My advice to my fellow caregivers—and to myself, because I need constant reminders—is that it’s not about happiness. It’s about healthiness. We spend so much energy trying to chase happiness. I’m not looking for happiness; I’m looking for healthiness. Healthy caregivers make for better caregivers. And in that process, happiness does chase us down. 

Sample Chapter: Avoid Living in the Wreckage of our Future

Over my wife’s thirty-plus years as an amputee, we’ve learned astonishing things about the human body, including phantom limb pain. Amputees can often feel the sensations and pain of a limb long since removed.

In what might be described as “reverse phantom limb pain,” caregivers often feel anguish over things that haven’t even occurred. Caregiving stress is hard enough without us adding to it by living in the wreckage of our future. Letting our imaginations run wild with all sorts of things that may happen wreaks havoc on us—and keep us in a constant state of agitation.

Each day often brings circumstances that tempt us to act out of fear and its frequent companion: rage. But we are not doomed to those behaviors. Each day can also offer the opportunity to respond rather than react.

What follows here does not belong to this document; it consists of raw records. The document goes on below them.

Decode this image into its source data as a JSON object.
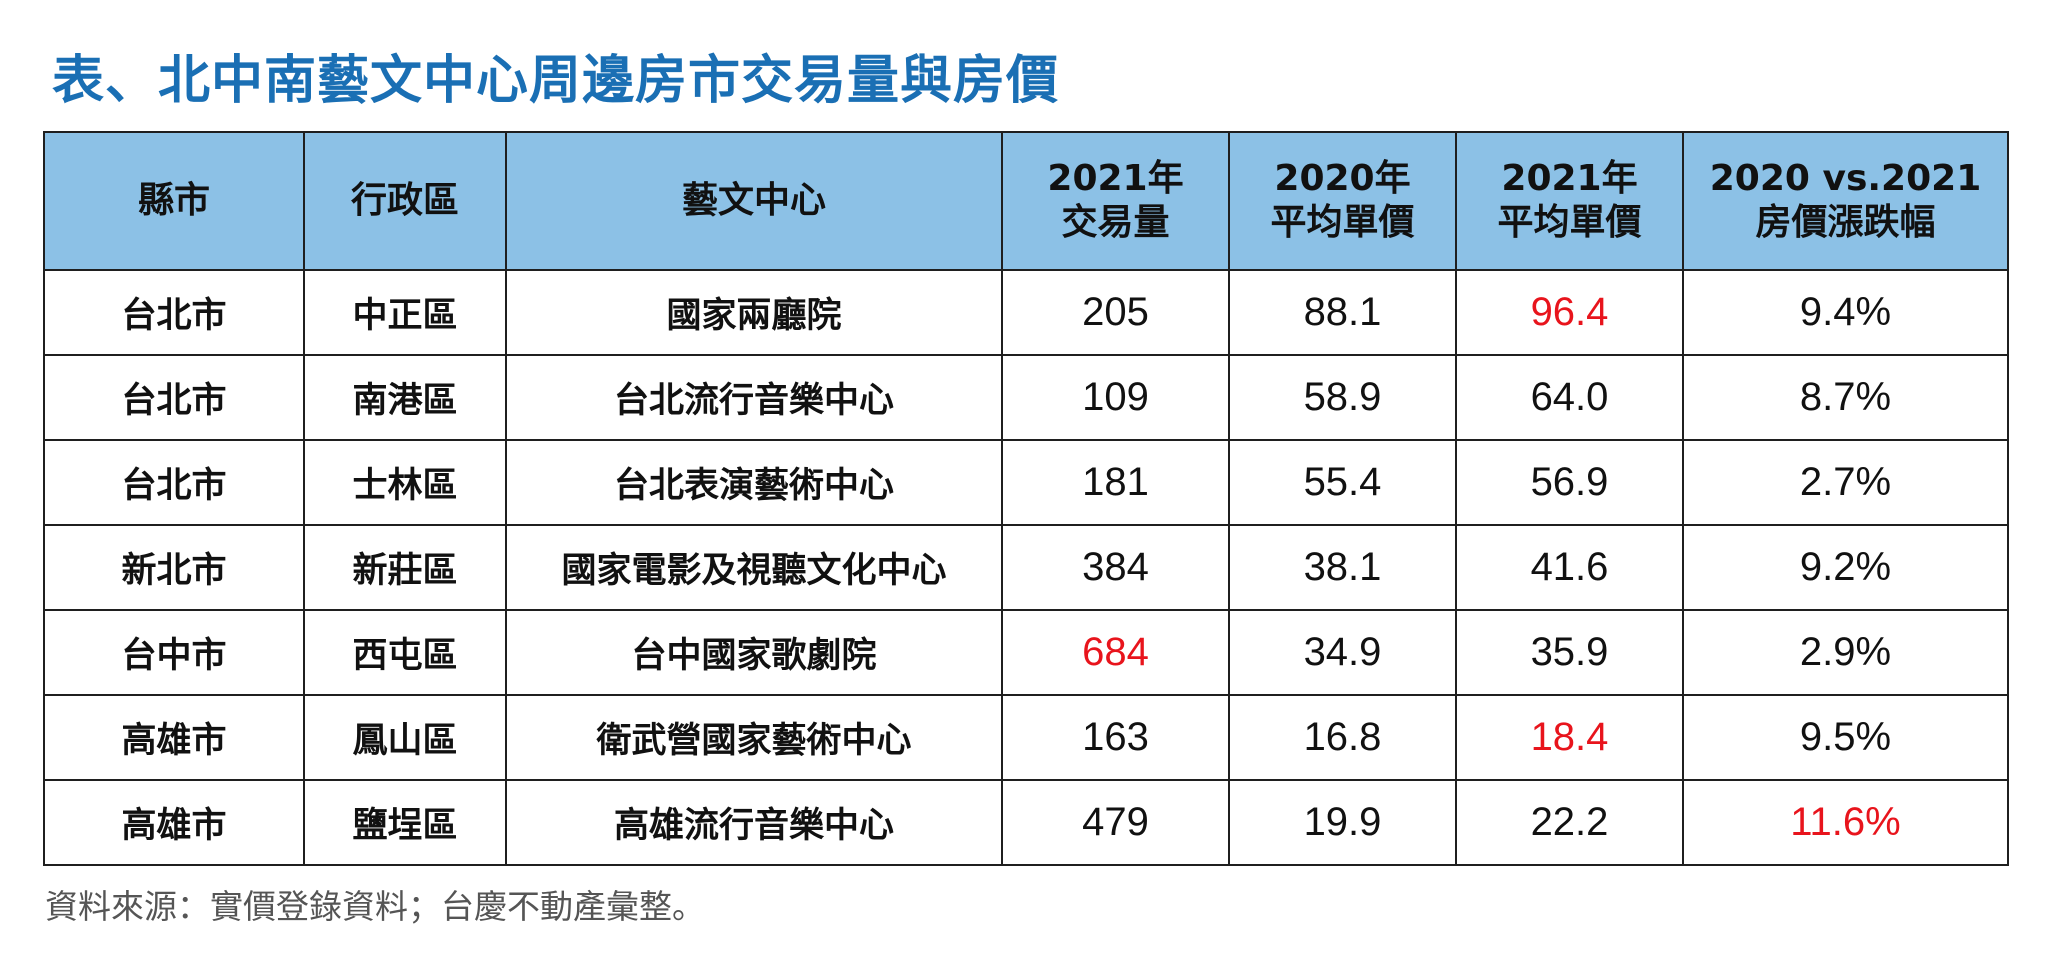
{
  "chart_data": {
    "type": "table",
    "title": "表、北中南藝文中心周邊房市交易量與房價",
    "columns": [
      [
        "縣市"
      ],
      [
        "行政區"
      ],
      [
        "藝文中心"
      ],
      [
        "2021年",
        "交易量"
      ],
      [
        "2020年",
        "平均單價"
      ],
      [
        "2021年",
        "平均單價"
      ],
      [
        "2020 vs.2021",
        "房價漲跌幅"
      ]
    ],
    "rows": [
      {
        "county": "台北市",
        "district": "中正區",
        "center": "國家兩廳院",
        "volume_2021": "205",
        "price_2020": "88.1",
        "price_2021": "96.4",
        "change": "9.4%",
        "highlight": [
          "price_2021"
        ]
      },
      {
        "county": "台北市",
        "district": "南港區",
        "center": "台北流行音樂中心",
        "volume_2021": "109",
        "price_2020": "58.9",
        "price_2021": "64.0",
        "change": "8.7%",
        "highlight": []
      },
      {
        "county": "台北市",
        "district": "士林區",
        "center": "台北表演藝術中心",
        "volume_2021": "181",
        "price_2020": "55.4",
        "price_2021": "56.9",
        "change": "2.7%",
        "highlight": []
      },
      {
        "county": "新北市",
        "district": "新莊區",
        "center": "國家電影及視聽文化中心",
        "volume_2021": "384",
        "price_2020": "38.1",
        "price_2021": "41.6",
        "change": "9.2%",
        "highlight": []
      },
      {
        "county": "台中市",
        "district": "西屯區",
        "center": "台中國家歌劇院",
        "volume_2021": "684",
        "price_2020": "34.9",
        "price_2021": "35.9",
        "change": "2.9%",
        "highlight": [
          "volume_2021"
        ]
      },
      {
        "county": "高雄市",
        "district": "鳳山區",
        "center": "衛武營國家藝術中心",
        "volume_2021": "163",
        "price_2020": "16.8",
        "price_2021": "18.4",
        "change": "9.5%",
        "highlight": [
          "price_2021"
        ]
      },
      {
        "county": "高雄市",
        "district": "鹽埕區",
        "center": "高雄流行音樂中心",
        "volume_2021": "479",
        "price_2020": "19.9",
        "price_2021": "22.2",
        "change": "11.6%",
        "highlight": [
          "change"
        ]
      }
    ],
    "source": "資料來源：實價登錄資料；台慶不動產彙整。"
  },
  "colors": {
    "title": "#1a6fb4",
    "header_bg": "#8cc1e6",
    "highlight": "#e8141c",
    "border": "#1f1f1f",
    "source_text": "#555555"
  }
}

My martial arts instructor often shared in training seminars, “Fight what’s closest—not what’s beyond our reach.” It’s a waste of time and resources to focus on battles that don’t exist, particularly when plenty of challenges daily stare us in the face.

Sample Chapter: The Opinions of Others

In 1986, my wife (then fiancé) underwent surgery on her right ankle to save her crushed leg. Although she ultimately lost both legs years later, hope remained in the driver’s seat at the time. While this surgery was her 22nd (best count) since her 1983 car accident, it was my first with her. Following the operation, the surgeon provided a favorable report, and everyone expressed relief. Stating she’d be in recovery for some time, he suggested, “You can’t see her for a while, so why don’t you take a break.”

Following “doctor’s orders,” I went to a movie.

I later learned of the clutched pearls and tongue clucking that occurred while I sat in the theater. One of them, a holy-roller type with a “My Other Car Is a Chariot of Fire” bumper sticker on her Cadillac, piled onto Gracie’s family about my inability to care for her.

Stunned at the response, I mistakenly allowed shame and fear of disapproval to drive future actions. That unfortunate pattern continued for years before learning to trust my instincts. I also better learned how to handled unsolicited opinions flung by the ill-informed and inexperienced. 

Trusting in our instincts while detaching from others’ disapproval helps avoid resentment while allowing clarity of thought—and caregivers desperately need to think clearly. It’s okay to watch a movie, go for a drive, take a walk, and by all means, keep firm boundaries with the “pearl clutchers!”

Sample Chapter: Quieten the Room

“We’ve done everything possible to save this leg, all that’s left is amputation. When you’re ready, we’ll have that conversation.”

Those words came from Gracie’s surgeon, following numerous operations to save her right leg—crushed and disfigured in her 1983 car accident. Everyone in Gracie’s life, including me, had an opinion about this—and Gracie understandably struggled mightily during this time. At twenty-five, with a toddler, the decision weighed heavily on her young heart.

Setting an appointment with our pastor, Bob, she limped into his office on her mangled right foot. As she sat quietly in his study, he stated, “Gracie, this room is off-limits to every other voice telling you what to do. My job is to help quieten the noise so you can hear your heart—and God’s leading.”

Gracie pondered for more than an hour while Pastor Bob sat at his desk. No words passed between them. Finally, Gracie looked up with tear-filled eyes and said, “I’m terrified of doing this,” she whispered. Gaining strength, she continued, “But I can’t live this way any longer—it’s got to come off.”

Nodding somberly, he assured Gracie he’d be with her through the ordeal—and he kept his word.

Sometimes the greatest gift we can give to others struggling with heartbreaking decisions is to clear the room, quieten the noise, and sit with them. Most know what needs to be done, but need a quiet place to process the fear and heartache—while assured that they’re not alone.